Tour Operators' Websites Must Focus More On Engagement, Says AITO

Travel websites owned by members of the Association of Independent Tour Operators (AITO) could be doing more to communicate their brands and engage customers.

The association has issued advice to members to make changes and future-proof their businesses, Travolution reports.

The AITO carried out a review of members' websites using a team of experts from Richard Carrick Consulting, which analysed their brands, product, websites, online savviness and customer relationship management.

According to the research, members need to take action to improve their websites including adding more personal references and user reviews, being more imaginative in their use of content, and promoting their own brands more effectively.

The websites that came up trumps across the performance indicators were Martin Randall Travel, followed by Journey Latin America and Explore.

Those that needed improvement were good at promoting their sector of specialist travel, but weren't focused enough on pushing their own brand name, the analysts concluded.

Richard Carrick, chief executive, said: "The level at which you communicate your brand is patchy. There are some clear propositions but they are not as well communicated [to clients] as they should be."

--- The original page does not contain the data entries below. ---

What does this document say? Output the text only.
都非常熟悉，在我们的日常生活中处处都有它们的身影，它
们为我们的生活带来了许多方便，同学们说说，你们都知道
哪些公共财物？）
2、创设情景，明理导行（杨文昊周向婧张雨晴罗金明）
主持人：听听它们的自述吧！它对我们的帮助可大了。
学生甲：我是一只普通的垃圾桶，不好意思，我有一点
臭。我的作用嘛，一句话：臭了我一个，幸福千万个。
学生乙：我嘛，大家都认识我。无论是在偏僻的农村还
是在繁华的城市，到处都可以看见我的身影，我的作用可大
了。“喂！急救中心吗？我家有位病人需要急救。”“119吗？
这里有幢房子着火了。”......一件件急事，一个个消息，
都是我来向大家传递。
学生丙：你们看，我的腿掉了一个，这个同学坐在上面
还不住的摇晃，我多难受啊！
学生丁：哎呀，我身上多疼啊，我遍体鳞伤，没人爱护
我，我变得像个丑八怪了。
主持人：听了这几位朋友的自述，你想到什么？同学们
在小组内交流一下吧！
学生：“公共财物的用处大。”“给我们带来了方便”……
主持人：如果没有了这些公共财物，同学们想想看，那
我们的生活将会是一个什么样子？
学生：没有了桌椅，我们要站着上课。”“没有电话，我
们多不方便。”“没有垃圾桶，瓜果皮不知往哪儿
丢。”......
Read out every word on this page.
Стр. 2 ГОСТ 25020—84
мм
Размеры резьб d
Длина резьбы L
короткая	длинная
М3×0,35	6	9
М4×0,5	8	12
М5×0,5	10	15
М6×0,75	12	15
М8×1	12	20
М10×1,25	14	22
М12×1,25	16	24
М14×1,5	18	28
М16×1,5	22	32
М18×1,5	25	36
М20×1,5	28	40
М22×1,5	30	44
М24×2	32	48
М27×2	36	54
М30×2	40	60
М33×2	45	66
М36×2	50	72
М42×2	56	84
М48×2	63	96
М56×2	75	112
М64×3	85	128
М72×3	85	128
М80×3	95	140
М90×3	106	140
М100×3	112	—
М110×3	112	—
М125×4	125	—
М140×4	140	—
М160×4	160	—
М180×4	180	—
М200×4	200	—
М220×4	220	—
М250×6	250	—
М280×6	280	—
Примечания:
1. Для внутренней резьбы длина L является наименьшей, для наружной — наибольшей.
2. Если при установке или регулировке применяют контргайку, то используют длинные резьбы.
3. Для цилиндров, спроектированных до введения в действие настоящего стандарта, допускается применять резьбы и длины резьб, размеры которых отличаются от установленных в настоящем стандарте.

Website owners can promote customer engagement by posting photographs of staff, encouraging clients to sign up to mailing lists as soon as possible, having client testimonials, using video to promote content and "nudging" customers to keep them on the website.

Very few of the sites featured third-party reviews, Carrick observed. "There is not enough focus on improving conversion rates and reducing bounce rates; give people nudges to keep them on your site. Reviews on your site will whack up conversion rates," he commented.

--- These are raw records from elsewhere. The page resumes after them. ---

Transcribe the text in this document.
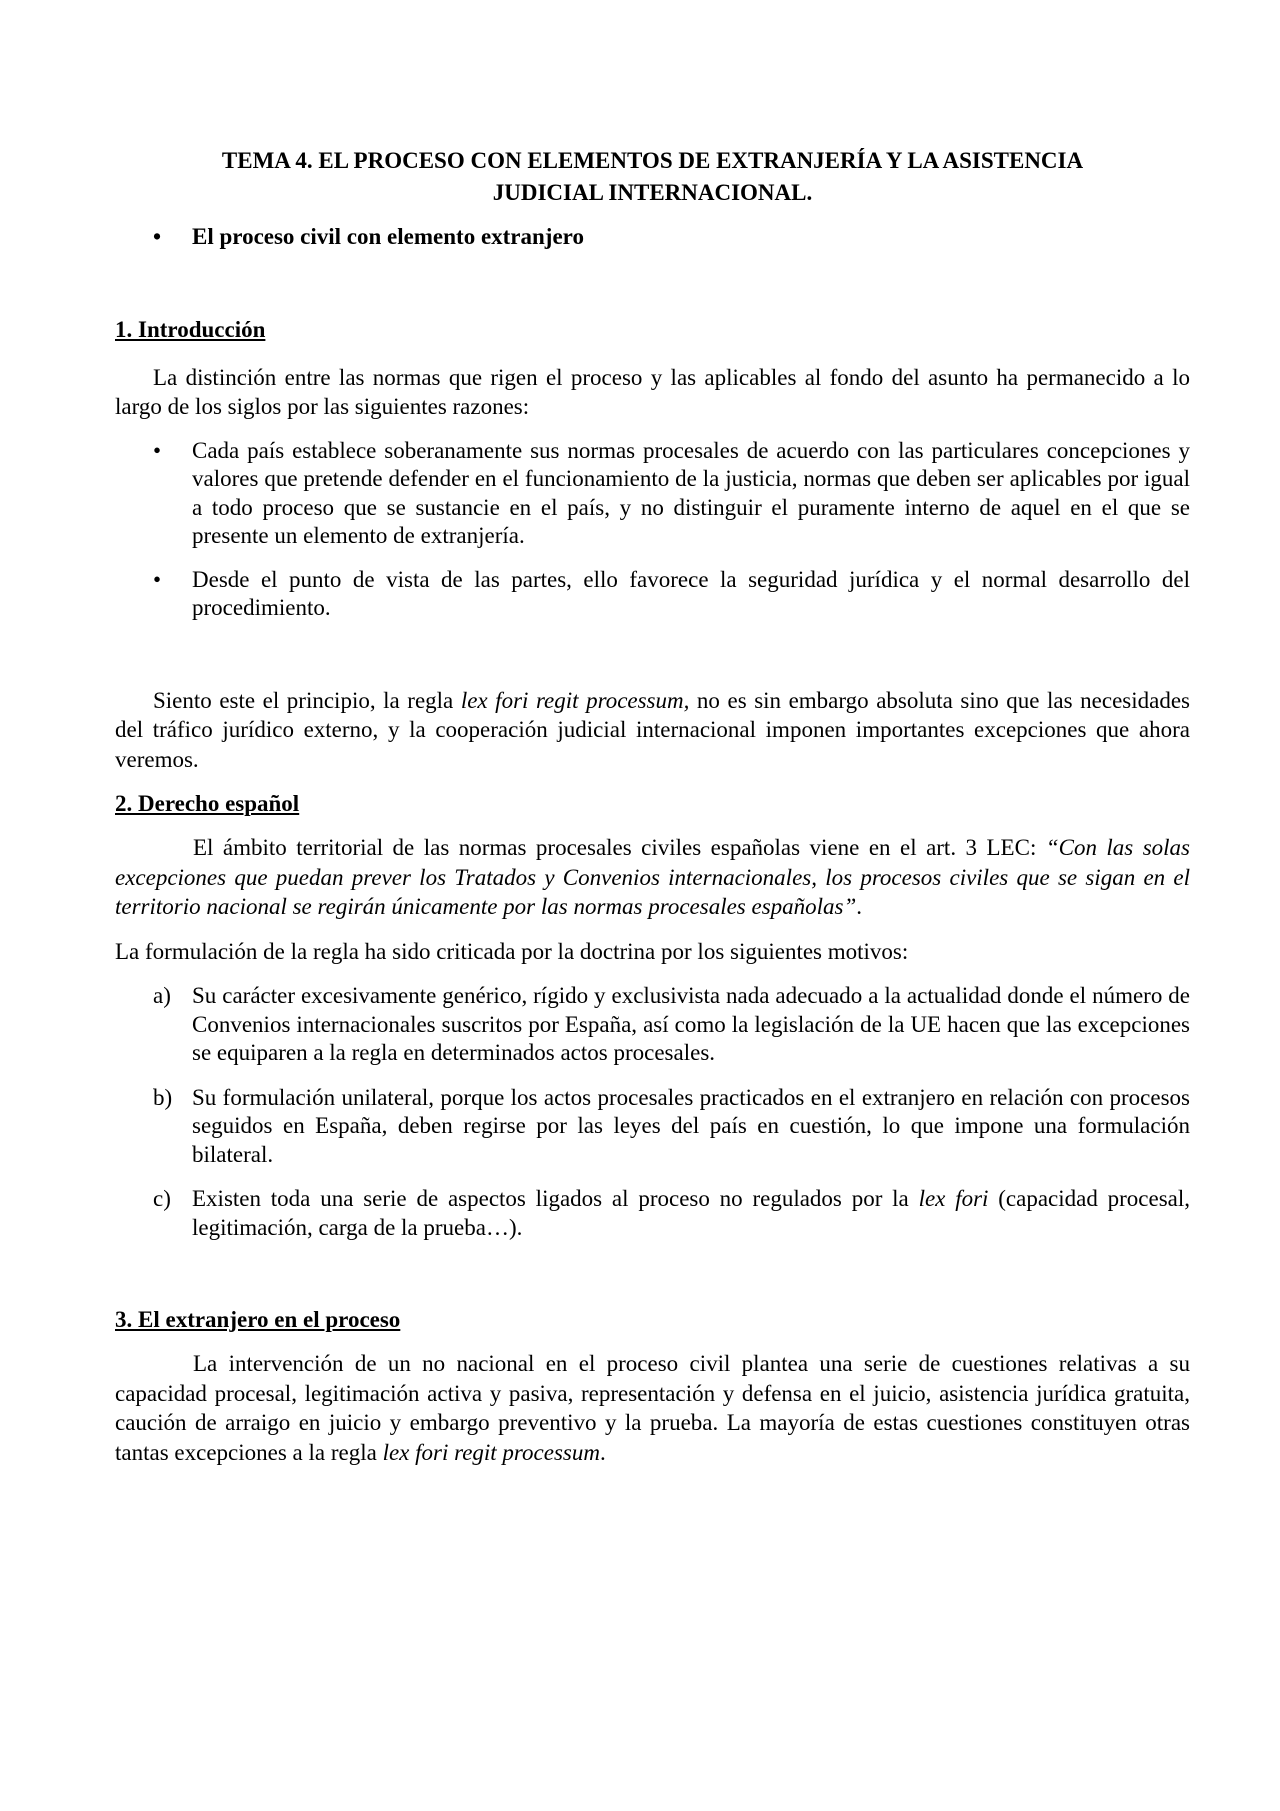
TEMA 4. EL PROCESO CON ELEMENTOS DE EXTRANJERÍA Y LA ASISTENCIA
JUDICIAL INTERNACIONAL.
• El proceso civil con elemento extranjero
1. Introducción

La distinción entre las normas que rigen el proceso y las aplicables al fondo del asunto ha permanecido a lo largo de los siglos por las siguientes razones:

• Cada país establece soberanamente sus normas procesales de acuerdo con las particulares concepciones y valores que pretende defender en el funcionamiento de la justicia, normas que deben ser aplicables por igual a todo proceso que se sustancie en el país, y no distinguir el puramente interno de aquel en el que se presente un elemento de extranjería.
• Desde el punto de vista de las partes, ello favorece la seguridad jurídica y el normal desarrollo del procedimiento.

Siento este el principio, la regla lex fori regit processum, no es sin embargo absoluta sino que las necesidades del tráfico jurídico externo, y la cooperación judicial internacional imponen importantes excepciones que ahora veremos.

2. Derecho español

El ámbito territorial de las normas procesales civiles españolas viene en el art. 3 LEC: “Con las solas excepciones que puedan prever los Tratados y Convenios internacionales, los procesos civiles que se sigan en el territorio nacional se regirán únicamente por las normas procesales españolas”.

La formulación de la regla ha sido criticada por la doctrina por los siguientes motivos:

a) Su carácter excesivamente genérico, rígido y exclusivista nada adecuado a la actualidad donde el número de Convenios internacionales suscritos por España, así como la legislación de la UE hacen que las excepciones se equiparen a la regla en determinados actos procesales.
b) Su formulación unilateral, porque los actos procesales practicados en el extranjero en relación con procesos seguidos en España, deben regirse por las leyes del país en cuestión, lo que impone una formulación bilateral.
c) Existen toda una serie de aspectos ligados al proceso no regulados por la lex fori (capacidad procesal, legitimación, carga de la prueba…).
3. El extranjero en el proceso

La intervención de un no nacional en el proceso civil plantea una serie de cuestiones relativas a su capacidad procesal, legitimación activa y pasiva, representación y defensa en el juicio, asistencia jurídica gratuita, caución de arraigo en juicio y embargo preventivo y la prueba. La mayoría de estas cuestiones constituyen otras tantas excepciones a la regla lex fori regit processum.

Additionally, just a third of members' sites acknowledge customers when they sign up to their mailing lists, he added.

Technology is set to change at such a rapid rate; within five years it will become so immersive that clients will be able to "smell" food in destinations through their mobile phones, says Rohit Talwar, futurologist and chief executive of Fast Future.

As technology evolves, consumers will be able to experience a whole range of aspects of holidays remotely via technology, he predicted.

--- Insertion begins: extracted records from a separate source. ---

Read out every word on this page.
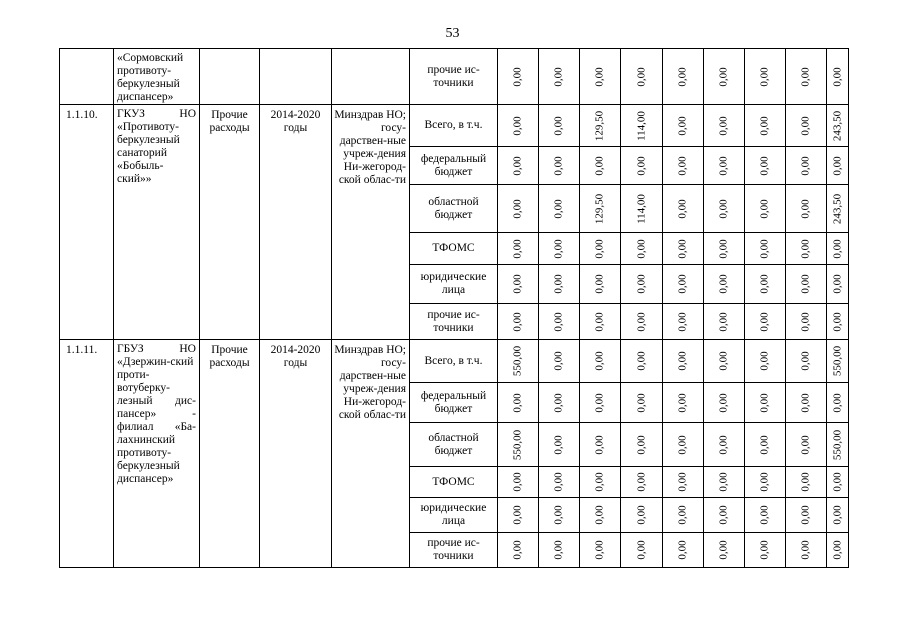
53
	«Сормовский противоту-беркулезный диспансер»				прочие ис-
точники	0,00	0,00	0,00	0,00	0,00	0,00	0,00	0,00	0,00

1.1.10.	ГКУЗ НО «Противоту-беркулезный санаторий «Бобыль-ский»»	Прочие расходы	2014-2020 годы	Минздрав НО; госу-дарствен-ные учреж-дения Ни-жегород-ской облас-ти	Всего, в т.ч.	0,00	0,00	129,50	114,00	0,00	0,00	0,00	0,00	243,50

					федеральный
бюджет	0,00	0,00	0,00	0,00	0,00	0,00	0,00	0,00	0,00

					областной
бюджет	0,00	0,00	129,50	114,00	0,00	0,00	0,00	0,00	243,50

					ТФОМС	0,00	0,00	0,00	0,00	0,00	0,00	0,00	0,00	0,00

					юридические
лица	0,00	0,00	0,00	0,00	0,00	0,00	0,00	0,00	0,00

					прочие ис-
точники	0,00	0,00	0,00	0,00	0,00	0,00	0,00	0,00	0,00

1.1.11.	ГБУЗ НО «Дзержин-ский проти-вотуберку-лезный дис-пансер» - филиал «Ба-лахнинский противоту-беркулезный диспансер»	Прочие расходы	2014-2020 годы	Минздрав НО; госу-дарствен-ные учреж-дения Ни-жегород-ской облас-ти	Всего, в т.ч.	550,00	0,00	0,00	0,00	0,00	0,00	0,00	0,00	550,00

					федеральный
бюджет	0,00	0,00	0,00	0,00	0,00	0,00	0,00	0,00	0,00

					областной
бюджет	550,00	0,00	0,00	0,00	0,00	0,00	0,00	0,00	550,00

					ТФОМС	0,00	0,00	0,00	0,00	0,00	0,00	0,00	0,00	0,00

					юридические
лица	0,00	0,00	0,00	0,00	0,00	0,00	0,00	0,00	0,00

					прочие ис-
точники	0,00	0,00	0,00	0,00	0,00	0,00	0,00	0,00	0,00
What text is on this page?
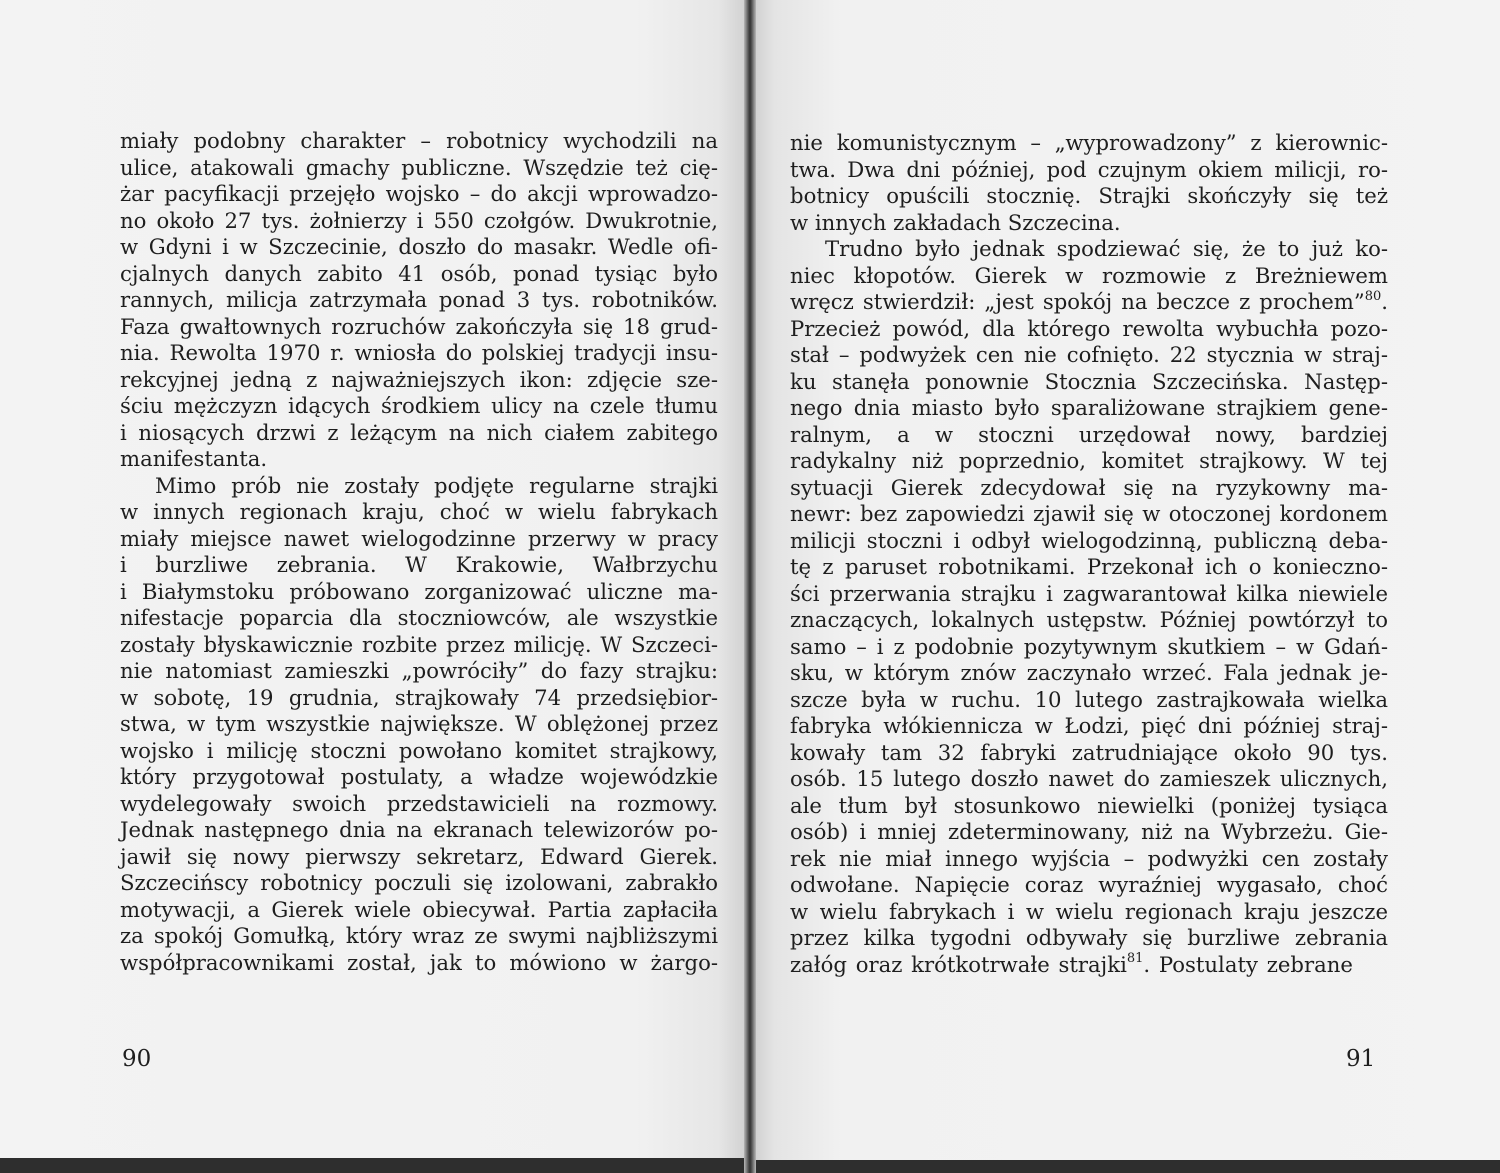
miały podobny charakter – robotnicy wychodzili na
ulice, atakowali gmachy publiczne. Wszędzie też cię-
żar pacyfikacji przejęło wojsko – do akcji wprowadzo-
no około 27 tys. żołnierzy i 550 czołgów. Dwukrotnie,
w Gdyni i w Szczecinie, doszło do masakr. Wedle ofi-
cjalnych danych zabito 41 osób, ponad tysiąc było
rannych, milicja zatrzymała ponad 3 tys. robotników.
Faza gwałtownych rozruchów zakończyła się 18 grud-
nia. Rewolta 1970 r. wniosła do polskiej tradycji insu-
rekcyjnej jedną z najważniejszych ikon: zdjęcie sze-
ściu mężczyzn idących środkiem ulicy na czele tłumu
i niosących drzwi z leżącym na nich ciałem zabitego
manifestanta.
Mimo prób nie zostały podjęte regularne strajki
w innych regionach kraju, choć w wielu fabrykach
miały miejsce nawet wielogodzinne przerwy w pracy
i burzliwe zebrania. W Krakowie, Wałbrzychu
i Białymstoku próbowano zorganizować uliczne ma-
nifestacje poparcia dla stoczniowców, ale wszystkie
zostały błyskawicznie rozbite przez milicję. W Szczeci-
nie natomiast zamieszki „powróciły” do fazy strajku:
w sobotę, 19 grudnia, strajkowały 74 przedsiębior-
stwa, w tym wszystkie największe. W oblężonej przez
wojsko i milicję stoczni powołano komitet strajkowy,
który przygotował postulaty, a władze wojewódzkie
wydelegowały swoich przedstawicieli na rozmowy.
Jednak następnego dnia na ekranach telewizorów po-
jawił się nowy pierwszy sekretarz, Edward Gierek.
Szczecińscy robotnicy poczuli się izolowani, zabrakło
motywacji, a Gierek wiele obiecywał. Partia zapłaciła
za spokój Gomułką, który wraz ze swymi najbliższymi
współpracownikami został, jak to mówiono w żargo-
90
nie komunistycznym – „wyprowadzony” z kierownic-
twa. Dwa dni później, pod czujnym okiem milicji, ro-
botnicy opuścili stocznię. Strajki skończyły się też
w innych zakładach Szczecina.
Trudno było jednak spodziewać się, że to już ko-
niec kłopotów. Gierek w rozmowie z Breżniewem
wręcz stwierdził: „jest spokój na beczce z prochem”$^{80}$.
Przecież powód, dla którego rewolta wybuchła pozo-
stał – podwyżek cen nie cofnięto. 22 stycznia w straj-
ku stanęła ponownie Stocznia Szczecińska. Następ-
nego dnia miasto było sparaliżowane strajkiem gene-
ralnym, a w stoczni urzędował nowy, bardziej
radykalny niż poprzednio, komitet strajkowy. W tej
sytuacji Gierek zdecydował się na ryzykowny ma-
newr: bez zapowiedzi zjawił się w otoczonej kordonem
milicji stoczni i odbył wielogodzinną, publiczną deba-
tę z paruset robotnikami. Przekonał ich o konieczno-
ści przerwania strajku i zagwarantował kilka niewiele
znaczących, lokalnych ustępstw. Później powtórzył to
samo – i z podobnie pozytywnym skutkiem – w Gdań-
sku, w którym znów zaczynało wrzeć. Fala jednak je-
szcze była w ruchu. 10 lutego zastrajkowała wielka
fabryka włókiennicza w Łodzi, pięć dni później straj-
kowały tam 32 fabryki zatrudniające około 90 tys.
osób. 15 lutego doszło nawet do zamieszek ulicznych,
ale tłum był stosunkowo niewielki (poniżej tysiąca
osób) i mniej zdeterminowany, niż na Wybrzeżu. Gie-
rek nie miał innego wyjścia – podwyżki cen zostały
odwołane. Napięcie coraz wyraźniej wygasało, choć
w wielu fabrykach i w wielu regionach kraju jeszcze
przez kilka tygodni odbywały się burzliwe zebrania
załóg oraz krótkotrwałe strajki$^{81}$. Postulaty zebrane
91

"We are seeing the rapid evolution of technology. We are going to see technology embedded into our bodies. In a few years you will be able to smell food in destinations via your phone. In ten to 20 years we will be able to create the experience of being there by stimulating the brain," he said.

Travel organisations need to start preparing for the technological challenges of the future. "Organisations which do the best at not being surprised by the future are the ones which look ten years out at what is coming," Talwar added.